The recently released language model from Amazon is ready to crush GPT3.5. On the ScienceQA benchmark, this new language model now outperforms many people and GPT-3.5 by 16 percentage points (75.17%). A sizable collection of annotated answers to multimodal science questions make up the ScienceQA standard. There are over 21,000 multimodal multiple-choice questions (MCQs). Recent technical developments enable large language models (LLMs) to work efficiently on tasks demanding complex reasoning. The method of generating intermediate logical steps to show how to perform something is known as chain-of-thought (CoT) prompting. The majority of current CoT research, however, only looks at linguistic modality, and when looking for CoT reasoning in multimodality, researchers typically employ the Multimodal-CoT paradigm. Multimodality requires several inputs, such as words and pictures.
How does it work?
Multimodal-CoT separates problems with more than one step into intermediate thinking processes that lead to the final response, even if the inputs come from various modalities like linguistic and visual. One of the most common techniques for implementing Multimodal-CoT is to combine data from several modalities into a single modality before asking LLMs to perform CoT. The disadvantage of this strategy is that while converting data between formats, a sizable quantity of information is lost. By combining multiple linguistic and visual components, small language models that have been refined can execute CoT reasoning in multimodality. However, the main issue with this approach is that these language models have a propensity to produce hallucinatory reasoning patterns that significantly affect the answer inference.

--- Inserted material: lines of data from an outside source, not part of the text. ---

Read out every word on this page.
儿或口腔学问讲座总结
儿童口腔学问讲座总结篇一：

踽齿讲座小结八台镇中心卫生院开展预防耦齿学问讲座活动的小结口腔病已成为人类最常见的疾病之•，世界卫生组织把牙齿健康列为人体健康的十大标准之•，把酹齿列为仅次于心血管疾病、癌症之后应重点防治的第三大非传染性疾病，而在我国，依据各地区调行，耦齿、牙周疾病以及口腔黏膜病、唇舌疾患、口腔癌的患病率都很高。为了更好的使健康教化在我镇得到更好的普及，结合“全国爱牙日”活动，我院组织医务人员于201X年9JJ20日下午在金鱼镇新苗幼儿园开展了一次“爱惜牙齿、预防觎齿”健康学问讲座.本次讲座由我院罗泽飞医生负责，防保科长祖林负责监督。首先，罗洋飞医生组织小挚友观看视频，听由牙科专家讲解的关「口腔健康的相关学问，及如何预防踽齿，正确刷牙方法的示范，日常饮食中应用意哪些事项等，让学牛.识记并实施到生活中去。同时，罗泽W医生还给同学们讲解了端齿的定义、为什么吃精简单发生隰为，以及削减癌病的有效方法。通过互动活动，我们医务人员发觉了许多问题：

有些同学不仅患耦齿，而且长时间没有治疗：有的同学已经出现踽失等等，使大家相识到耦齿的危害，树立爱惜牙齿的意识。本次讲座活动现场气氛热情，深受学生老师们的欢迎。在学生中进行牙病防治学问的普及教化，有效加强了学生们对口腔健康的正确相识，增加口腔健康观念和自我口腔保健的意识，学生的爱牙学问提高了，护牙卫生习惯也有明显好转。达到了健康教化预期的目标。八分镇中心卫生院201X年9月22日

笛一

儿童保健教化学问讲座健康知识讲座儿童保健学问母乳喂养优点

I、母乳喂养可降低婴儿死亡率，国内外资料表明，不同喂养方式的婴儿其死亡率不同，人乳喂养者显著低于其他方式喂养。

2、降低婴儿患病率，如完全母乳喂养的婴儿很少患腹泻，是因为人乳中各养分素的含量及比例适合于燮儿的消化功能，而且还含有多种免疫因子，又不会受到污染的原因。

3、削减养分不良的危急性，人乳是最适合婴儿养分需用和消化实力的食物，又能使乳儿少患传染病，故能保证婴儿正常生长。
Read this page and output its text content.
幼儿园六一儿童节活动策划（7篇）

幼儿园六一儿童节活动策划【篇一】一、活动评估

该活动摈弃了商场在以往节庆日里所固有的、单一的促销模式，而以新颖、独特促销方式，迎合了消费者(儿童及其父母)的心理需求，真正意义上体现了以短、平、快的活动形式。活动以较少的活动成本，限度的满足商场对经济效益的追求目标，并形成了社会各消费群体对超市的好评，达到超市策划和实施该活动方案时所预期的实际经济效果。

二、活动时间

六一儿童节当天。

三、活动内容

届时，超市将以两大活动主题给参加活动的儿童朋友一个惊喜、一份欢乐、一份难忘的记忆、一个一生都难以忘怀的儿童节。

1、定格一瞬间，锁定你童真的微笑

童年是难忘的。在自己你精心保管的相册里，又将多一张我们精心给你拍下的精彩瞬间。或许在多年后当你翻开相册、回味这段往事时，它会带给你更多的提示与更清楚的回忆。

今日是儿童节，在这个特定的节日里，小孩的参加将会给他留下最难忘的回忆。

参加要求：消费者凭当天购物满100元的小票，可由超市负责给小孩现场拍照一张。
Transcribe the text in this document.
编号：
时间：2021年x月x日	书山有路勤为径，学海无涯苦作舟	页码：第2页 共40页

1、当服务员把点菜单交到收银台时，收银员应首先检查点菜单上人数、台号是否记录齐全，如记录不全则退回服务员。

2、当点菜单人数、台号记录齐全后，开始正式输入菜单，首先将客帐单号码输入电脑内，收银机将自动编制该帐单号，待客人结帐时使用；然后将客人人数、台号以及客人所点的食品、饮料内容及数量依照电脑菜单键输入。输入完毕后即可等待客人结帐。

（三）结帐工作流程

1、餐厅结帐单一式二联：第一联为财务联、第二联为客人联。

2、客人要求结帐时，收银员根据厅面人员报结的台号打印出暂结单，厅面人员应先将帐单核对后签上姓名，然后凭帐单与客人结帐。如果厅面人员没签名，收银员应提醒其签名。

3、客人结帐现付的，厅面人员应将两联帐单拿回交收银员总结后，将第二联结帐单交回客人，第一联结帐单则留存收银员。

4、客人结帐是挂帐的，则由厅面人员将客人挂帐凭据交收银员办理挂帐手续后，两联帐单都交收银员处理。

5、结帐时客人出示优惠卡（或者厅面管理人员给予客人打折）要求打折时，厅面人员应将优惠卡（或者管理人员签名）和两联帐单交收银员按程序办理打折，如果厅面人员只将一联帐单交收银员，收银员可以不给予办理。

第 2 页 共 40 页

Amazon researchers created Multimodal-CoT, which combines visual features in a different training framework, to lessen the effects of these inaccuracies. It is the first study of its sort to examine how CoT thinking differs from other forms of reasoning. Amazon researchers claim that the technique outperforms human performance and GPT-3.5 accuracy by 16 percentage points on the ScienceQA test, demonstrating state-of-the-art performance.